Après l’an mille, on prit l’habitude de désigner les années à l’aide d’un chiffre se rapportant à un acte fondateur (soit une ère). Chez nous naturellement, on a choisi comme point de départ la naissance du Christ. Nous suivons donc l’ère chrétienne. Elle fut inventée par un moine originaire de Scythie nommé Denys le Petit. Il fixa la naissance du Christ au 25 décembre, 753 ans après la fondation de Rome. Ce mode de calcul a prévalu depuis. Signalons cependant que notre vénérable ecclésiastique s’est trompé, car le Seigneur est né, comme le disent expressément les Ecritures, pendant le règne d’Hérode le Grand qui est mort … 4 ans avant Jésus-Christ (??!!) (cf. Matthieu, 2.1: “Jésus naquit à Bethléem, localité du pays de Judée à l’époque où Hérode était roi”).

Avant l’an mille, ce système n’est pas couramment employé. Rare et assez abscons pour les contemporains, ils se trompent régulièrement lorsqu’ils s’ingénient à l’utiliser. Pour cette période, il convient donc de se méfier. Il se généralise après l’an mille, d’où le nom de millésime donné au chiffre qui sert à exprimer une date. D’autres ères que la chrétienne furent employées, mais elles ne touchent pas nos régions, si bien que nous les passerons sous silence.

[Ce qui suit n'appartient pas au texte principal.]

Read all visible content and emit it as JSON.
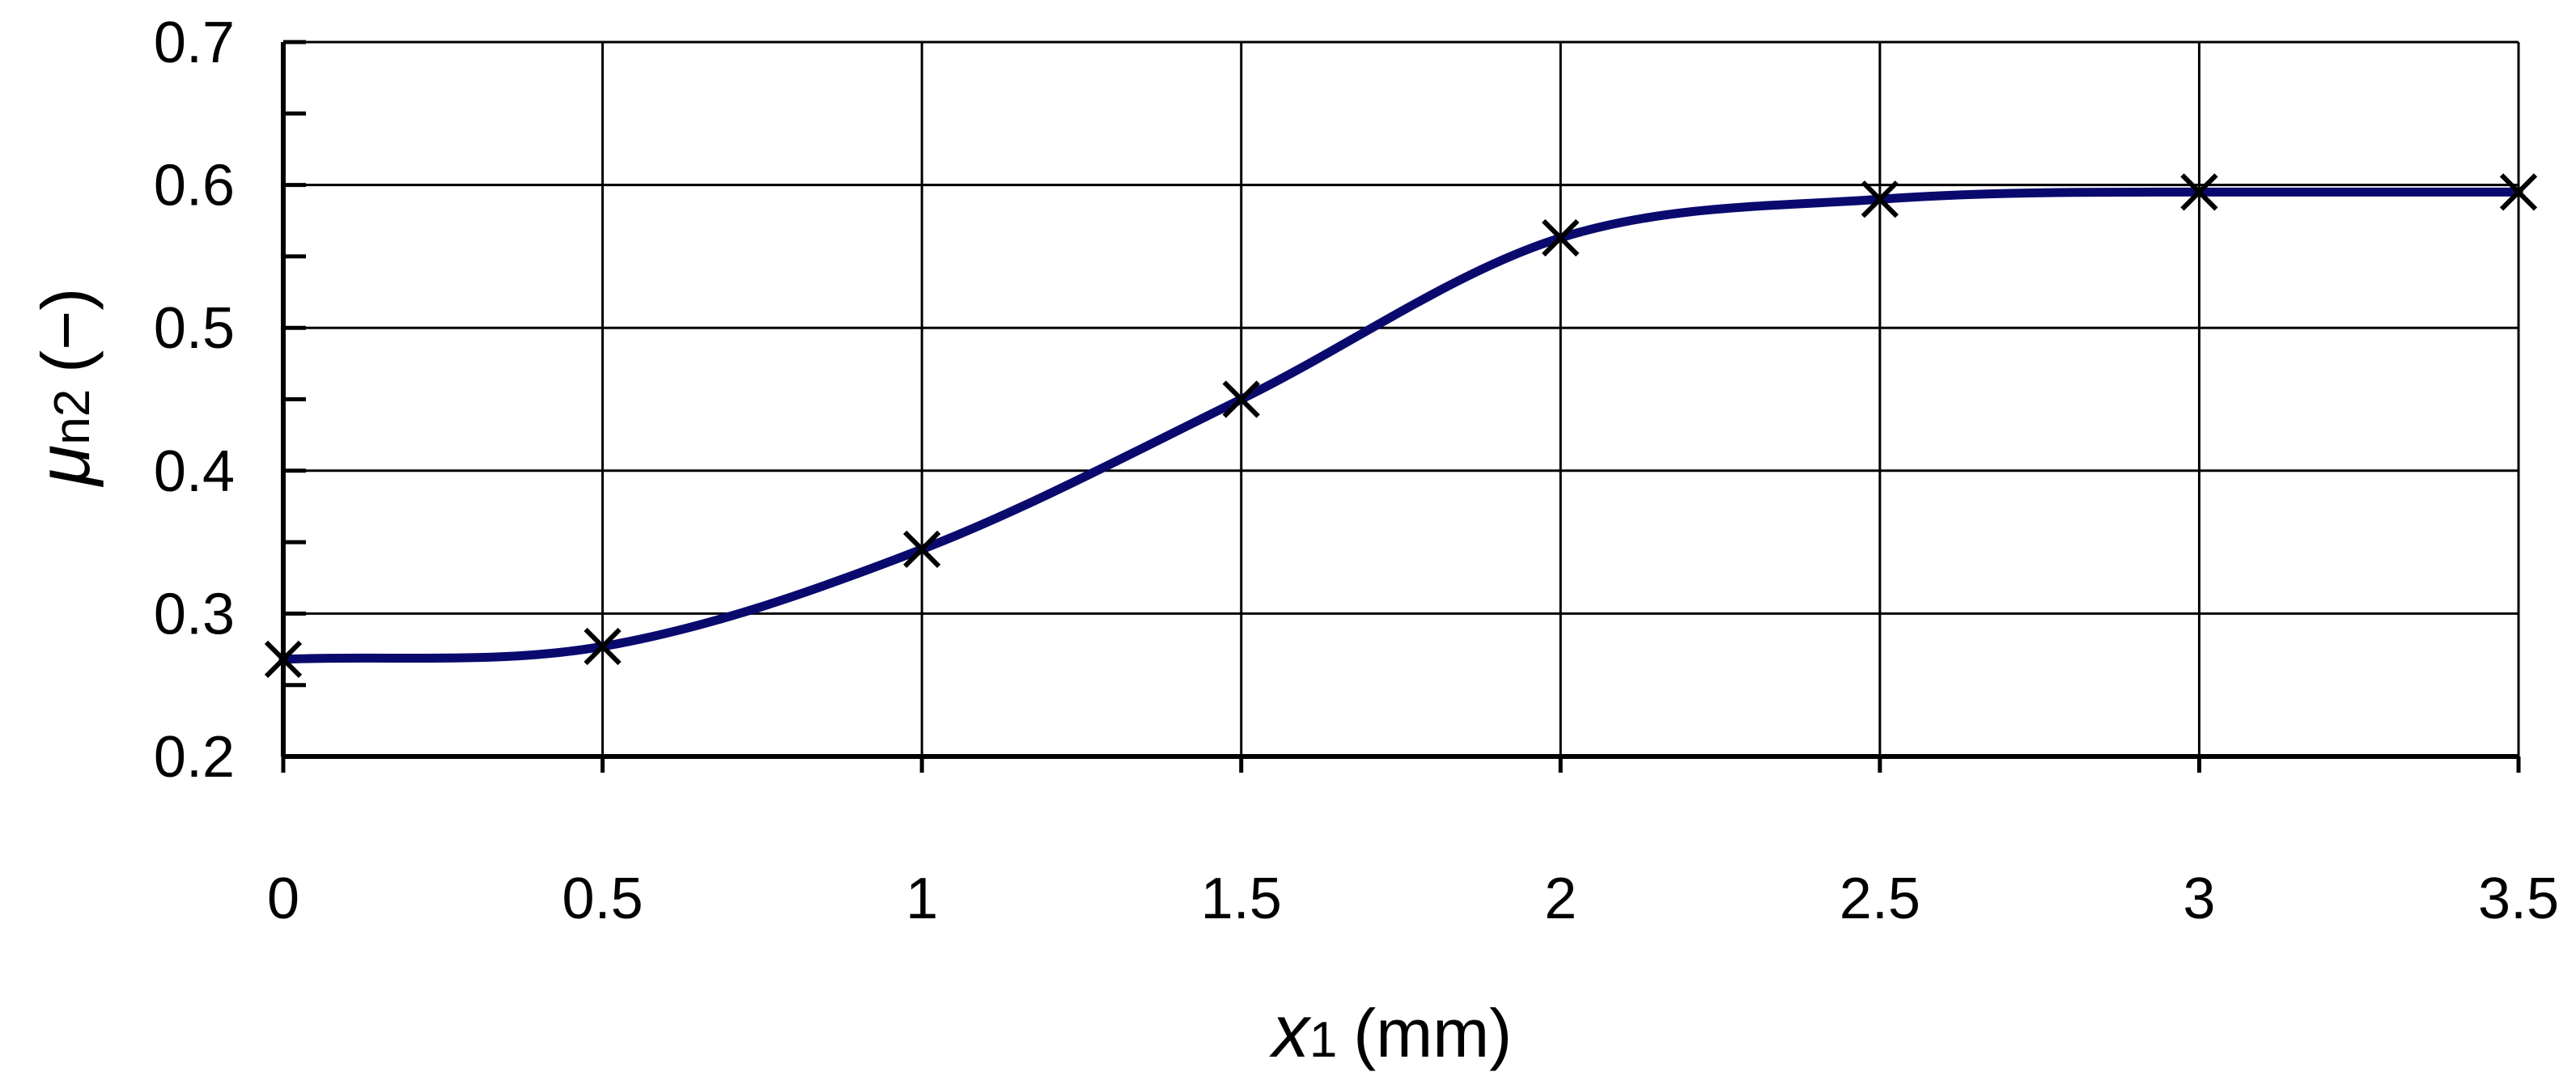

Sauf l’ère républicaine employée par la France révolutionnaire dont le point de départ a été fixé au 22 septembre 1792 par décret de la Convention et qui fut en usage jusqu’au 31 décembre 1805. Cela concerne la Franche-Comté (département du Doubs) et le Jura, Jura Bernois et Bienne (Département du Mont-Terri, puis du Haut-Rhin), les forces françaises en campagne, mais pas la Suisse unifiée sous l’Helvétique et encore moins le Pays de Neuchâtel qui ne fut pas touché par l’activité révolutionnaire.

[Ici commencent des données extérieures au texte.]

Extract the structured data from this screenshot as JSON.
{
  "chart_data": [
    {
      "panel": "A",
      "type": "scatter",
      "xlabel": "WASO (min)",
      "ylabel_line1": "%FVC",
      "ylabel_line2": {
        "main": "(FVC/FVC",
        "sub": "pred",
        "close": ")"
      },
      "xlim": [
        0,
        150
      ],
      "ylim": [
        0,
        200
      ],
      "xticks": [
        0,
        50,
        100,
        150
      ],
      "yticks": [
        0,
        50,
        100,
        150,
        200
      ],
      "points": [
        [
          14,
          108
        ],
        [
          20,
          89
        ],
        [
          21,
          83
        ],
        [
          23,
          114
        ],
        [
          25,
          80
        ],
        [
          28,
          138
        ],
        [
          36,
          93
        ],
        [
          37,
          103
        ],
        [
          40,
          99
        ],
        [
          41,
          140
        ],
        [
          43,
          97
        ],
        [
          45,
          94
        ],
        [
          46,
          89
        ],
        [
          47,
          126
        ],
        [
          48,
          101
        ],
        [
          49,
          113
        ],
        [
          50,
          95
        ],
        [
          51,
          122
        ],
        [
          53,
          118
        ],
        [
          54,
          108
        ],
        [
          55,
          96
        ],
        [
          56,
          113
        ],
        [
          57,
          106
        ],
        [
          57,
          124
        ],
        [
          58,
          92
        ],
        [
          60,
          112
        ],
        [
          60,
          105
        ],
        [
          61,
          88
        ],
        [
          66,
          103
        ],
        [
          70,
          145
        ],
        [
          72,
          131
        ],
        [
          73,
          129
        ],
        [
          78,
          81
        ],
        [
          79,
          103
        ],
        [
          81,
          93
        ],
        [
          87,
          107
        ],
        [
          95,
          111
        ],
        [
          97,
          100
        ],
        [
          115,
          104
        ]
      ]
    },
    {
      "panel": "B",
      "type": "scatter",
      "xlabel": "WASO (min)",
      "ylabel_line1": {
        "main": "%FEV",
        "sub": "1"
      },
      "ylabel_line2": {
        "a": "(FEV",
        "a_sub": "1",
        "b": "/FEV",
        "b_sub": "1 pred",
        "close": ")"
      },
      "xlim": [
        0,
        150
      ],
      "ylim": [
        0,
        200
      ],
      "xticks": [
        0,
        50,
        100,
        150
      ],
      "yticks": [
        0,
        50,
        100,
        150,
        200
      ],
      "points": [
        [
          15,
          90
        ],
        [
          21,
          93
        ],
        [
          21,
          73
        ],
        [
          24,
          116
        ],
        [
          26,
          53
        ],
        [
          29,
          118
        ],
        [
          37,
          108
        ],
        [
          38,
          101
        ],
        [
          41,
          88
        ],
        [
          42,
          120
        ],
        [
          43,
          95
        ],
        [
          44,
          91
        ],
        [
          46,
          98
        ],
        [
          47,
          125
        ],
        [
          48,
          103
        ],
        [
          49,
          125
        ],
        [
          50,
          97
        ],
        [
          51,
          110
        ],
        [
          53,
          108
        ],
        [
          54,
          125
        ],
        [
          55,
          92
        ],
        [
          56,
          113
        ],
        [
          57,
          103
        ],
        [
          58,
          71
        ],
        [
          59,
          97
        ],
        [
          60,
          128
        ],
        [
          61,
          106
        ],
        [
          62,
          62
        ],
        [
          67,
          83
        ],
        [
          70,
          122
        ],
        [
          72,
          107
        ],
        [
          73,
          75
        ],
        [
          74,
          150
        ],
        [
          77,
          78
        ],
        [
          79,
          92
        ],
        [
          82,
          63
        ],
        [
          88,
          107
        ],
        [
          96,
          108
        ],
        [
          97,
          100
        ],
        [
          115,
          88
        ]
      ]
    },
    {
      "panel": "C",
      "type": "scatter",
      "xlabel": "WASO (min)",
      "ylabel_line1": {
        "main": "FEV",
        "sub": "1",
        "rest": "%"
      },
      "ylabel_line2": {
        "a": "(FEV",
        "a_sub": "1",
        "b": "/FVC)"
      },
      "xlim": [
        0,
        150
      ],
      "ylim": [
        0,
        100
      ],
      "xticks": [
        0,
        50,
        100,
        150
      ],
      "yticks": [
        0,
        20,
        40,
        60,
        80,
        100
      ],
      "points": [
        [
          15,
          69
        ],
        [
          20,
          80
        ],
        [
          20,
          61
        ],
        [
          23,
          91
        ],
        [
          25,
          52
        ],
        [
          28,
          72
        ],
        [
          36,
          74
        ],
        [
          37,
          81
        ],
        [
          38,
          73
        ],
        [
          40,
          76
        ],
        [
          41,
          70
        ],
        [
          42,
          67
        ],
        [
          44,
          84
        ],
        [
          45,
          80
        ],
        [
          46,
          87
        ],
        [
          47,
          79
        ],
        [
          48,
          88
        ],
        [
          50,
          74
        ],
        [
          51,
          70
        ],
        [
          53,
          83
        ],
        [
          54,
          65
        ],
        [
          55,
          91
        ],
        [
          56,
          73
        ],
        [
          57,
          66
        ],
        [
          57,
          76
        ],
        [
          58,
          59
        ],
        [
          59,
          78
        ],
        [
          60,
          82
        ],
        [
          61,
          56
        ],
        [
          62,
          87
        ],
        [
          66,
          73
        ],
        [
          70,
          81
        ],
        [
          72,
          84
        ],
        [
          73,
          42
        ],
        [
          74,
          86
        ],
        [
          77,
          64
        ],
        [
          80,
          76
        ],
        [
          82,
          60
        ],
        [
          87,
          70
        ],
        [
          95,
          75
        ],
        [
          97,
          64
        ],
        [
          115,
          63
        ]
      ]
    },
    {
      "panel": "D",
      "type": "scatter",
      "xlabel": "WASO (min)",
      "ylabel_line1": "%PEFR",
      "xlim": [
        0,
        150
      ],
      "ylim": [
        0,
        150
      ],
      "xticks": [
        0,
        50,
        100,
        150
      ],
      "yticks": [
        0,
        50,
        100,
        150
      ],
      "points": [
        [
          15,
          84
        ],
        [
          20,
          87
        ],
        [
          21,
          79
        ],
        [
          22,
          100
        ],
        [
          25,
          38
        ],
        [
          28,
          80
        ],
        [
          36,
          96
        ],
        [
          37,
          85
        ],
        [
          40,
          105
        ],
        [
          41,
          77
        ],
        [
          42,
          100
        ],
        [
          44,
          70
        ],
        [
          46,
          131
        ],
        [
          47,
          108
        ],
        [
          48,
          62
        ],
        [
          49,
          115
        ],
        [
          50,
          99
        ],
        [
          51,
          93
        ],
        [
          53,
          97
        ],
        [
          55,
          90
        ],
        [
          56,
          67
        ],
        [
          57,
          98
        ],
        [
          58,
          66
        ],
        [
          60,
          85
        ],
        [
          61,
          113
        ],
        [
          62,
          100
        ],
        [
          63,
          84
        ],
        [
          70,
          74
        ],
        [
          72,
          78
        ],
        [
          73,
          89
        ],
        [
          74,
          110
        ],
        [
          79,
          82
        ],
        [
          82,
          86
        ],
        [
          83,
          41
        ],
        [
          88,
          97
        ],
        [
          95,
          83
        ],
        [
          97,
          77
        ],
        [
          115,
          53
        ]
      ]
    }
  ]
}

Terminons par expliquer un terme que l’on rencontre souvent dans les actes: l’indiction. Chez les Romains, ce terme désignait l’impôt foncier dont l’assiette était révisée tous les quinze ans. Puis, ce mot signifia ladite période de quinze ans entre deux révisions de la matrice cadastrale. Les Romains employèrent ce terme pour fixer une datation dès 313, début de la première indiction. Le chiffre qui accompagne l’indiction ne sert pas à déterminer le nombre de périodes écoulées depuis 313, mais le rang qu’occupe l’année en  question dans ce cycle de 15 ans. Indiction 4 signifie que l’on est dans la quatrième année de n’importe quelle indiction. Ce chiffre est souvent utile pour déterminer des dates qui nous posent problème, par exemple lorsqu’elles sont en partie effacée. Son calcul étant assez compliqué, nous conseillons au lecteur de se référer aux tables existantes pour la déterminer. 

Les années

Une année correspond à la révolution de la Terre autour du Soleil qui dure 365 jours 5 heures 48 minutes 47 secondes et 51 centièmes.

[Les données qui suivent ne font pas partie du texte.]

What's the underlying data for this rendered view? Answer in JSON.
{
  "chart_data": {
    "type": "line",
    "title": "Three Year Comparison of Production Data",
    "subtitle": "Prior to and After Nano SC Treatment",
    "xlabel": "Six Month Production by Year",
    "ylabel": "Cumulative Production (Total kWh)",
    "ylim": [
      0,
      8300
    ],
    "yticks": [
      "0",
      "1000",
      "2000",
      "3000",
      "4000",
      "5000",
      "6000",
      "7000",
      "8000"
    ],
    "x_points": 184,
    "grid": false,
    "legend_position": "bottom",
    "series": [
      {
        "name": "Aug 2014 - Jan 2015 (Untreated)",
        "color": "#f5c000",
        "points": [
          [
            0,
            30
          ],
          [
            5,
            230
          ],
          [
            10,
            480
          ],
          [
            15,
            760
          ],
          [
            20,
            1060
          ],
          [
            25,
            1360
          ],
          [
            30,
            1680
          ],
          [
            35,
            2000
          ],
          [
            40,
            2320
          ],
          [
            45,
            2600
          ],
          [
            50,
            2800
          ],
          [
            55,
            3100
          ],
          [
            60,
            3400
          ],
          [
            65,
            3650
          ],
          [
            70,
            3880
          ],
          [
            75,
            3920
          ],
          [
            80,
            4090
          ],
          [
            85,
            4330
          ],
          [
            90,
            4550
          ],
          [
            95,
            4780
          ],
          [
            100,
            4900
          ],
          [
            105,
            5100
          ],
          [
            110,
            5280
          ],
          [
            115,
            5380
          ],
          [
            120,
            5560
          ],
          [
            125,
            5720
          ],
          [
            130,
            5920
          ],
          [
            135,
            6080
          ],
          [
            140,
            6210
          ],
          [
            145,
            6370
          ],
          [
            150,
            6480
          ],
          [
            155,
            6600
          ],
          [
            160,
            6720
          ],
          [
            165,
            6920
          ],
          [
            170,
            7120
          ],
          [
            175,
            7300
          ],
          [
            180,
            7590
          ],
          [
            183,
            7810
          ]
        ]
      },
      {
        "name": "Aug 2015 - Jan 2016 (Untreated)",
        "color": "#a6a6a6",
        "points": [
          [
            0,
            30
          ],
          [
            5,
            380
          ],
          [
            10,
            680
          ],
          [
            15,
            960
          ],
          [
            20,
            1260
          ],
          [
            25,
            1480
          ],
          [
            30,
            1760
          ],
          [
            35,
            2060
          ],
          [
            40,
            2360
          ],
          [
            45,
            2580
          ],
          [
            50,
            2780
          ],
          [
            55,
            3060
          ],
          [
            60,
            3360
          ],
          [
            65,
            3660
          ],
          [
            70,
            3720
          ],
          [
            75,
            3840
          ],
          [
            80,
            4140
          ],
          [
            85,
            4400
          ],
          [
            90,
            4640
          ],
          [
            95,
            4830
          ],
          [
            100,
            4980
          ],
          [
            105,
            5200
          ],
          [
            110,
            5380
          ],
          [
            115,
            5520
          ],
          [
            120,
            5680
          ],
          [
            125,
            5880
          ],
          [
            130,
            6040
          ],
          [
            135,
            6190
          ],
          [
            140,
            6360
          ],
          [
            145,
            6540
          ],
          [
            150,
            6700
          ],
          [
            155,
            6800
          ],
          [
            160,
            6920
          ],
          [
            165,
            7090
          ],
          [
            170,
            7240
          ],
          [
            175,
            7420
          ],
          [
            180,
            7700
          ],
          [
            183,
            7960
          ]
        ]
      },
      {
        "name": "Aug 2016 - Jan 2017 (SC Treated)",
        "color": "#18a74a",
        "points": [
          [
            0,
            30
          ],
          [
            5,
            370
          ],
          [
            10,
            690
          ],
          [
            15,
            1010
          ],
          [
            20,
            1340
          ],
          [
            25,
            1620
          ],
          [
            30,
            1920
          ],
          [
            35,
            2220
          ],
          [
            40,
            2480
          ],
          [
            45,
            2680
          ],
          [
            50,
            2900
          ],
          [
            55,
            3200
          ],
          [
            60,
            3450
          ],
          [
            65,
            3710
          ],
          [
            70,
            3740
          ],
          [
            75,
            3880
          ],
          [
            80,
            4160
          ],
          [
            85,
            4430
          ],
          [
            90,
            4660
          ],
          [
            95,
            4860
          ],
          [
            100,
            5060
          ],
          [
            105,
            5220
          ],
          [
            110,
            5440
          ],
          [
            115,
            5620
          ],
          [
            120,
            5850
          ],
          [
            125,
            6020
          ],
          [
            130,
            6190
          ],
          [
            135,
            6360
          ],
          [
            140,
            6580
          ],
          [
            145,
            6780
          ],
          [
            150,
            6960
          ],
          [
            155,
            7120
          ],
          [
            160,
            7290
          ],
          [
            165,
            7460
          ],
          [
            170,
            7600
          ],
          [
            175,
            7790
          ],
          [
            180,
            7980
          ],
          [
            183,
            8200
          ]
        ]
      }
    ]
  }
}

Calendrier julien: Au temps de la République, les Romains se servaient de l’année lunaire (de 10 jours plus courte que la solaire). Pour faire correspondre les deux et que les fêtes se trouvent toujours aux mêmes saisons, le grand prêtre appelé pontife rajoutait à période régulière un mois de différence après le mois de février. À la fin, pour des raisons essentiellement politiques, pour retarder ou avancer des élections, pour rallonger des magistratures, ce rattrapage n’était plus fait régulièrement. Profitant qu’il était pontife en 45 avant Jésus-Christ, Jules César s’entoura de scientifique qu’il fit venir d’Alexandrie, en particulier de l’astronome Sosigène. On prolongea les mois lunaires en alternant ceux à 30 jours avec ceux à 31 jours. Pour mettre en conformité l’année en cours avec le cours du soleil, on ajouta alors plusieurs mois. La réforme la plus novatrice fut la création d’années bissextiles tous les quatre ans, ce qui correspond quasiment à la durée d’une année astronomique. Cette année fut adoptée dans tout l’Empire romain, d’abord de manière hésitante, jusqu’à ce que l’Empereur Auguste fasse appliquer rigoureusement ces règles (chez nous dès l’absorption de l’Helvétie à l’Empire, soit environ en 15 avant Jésus-Christ), et plus tard en Europe du Nord, suite à la christianisation.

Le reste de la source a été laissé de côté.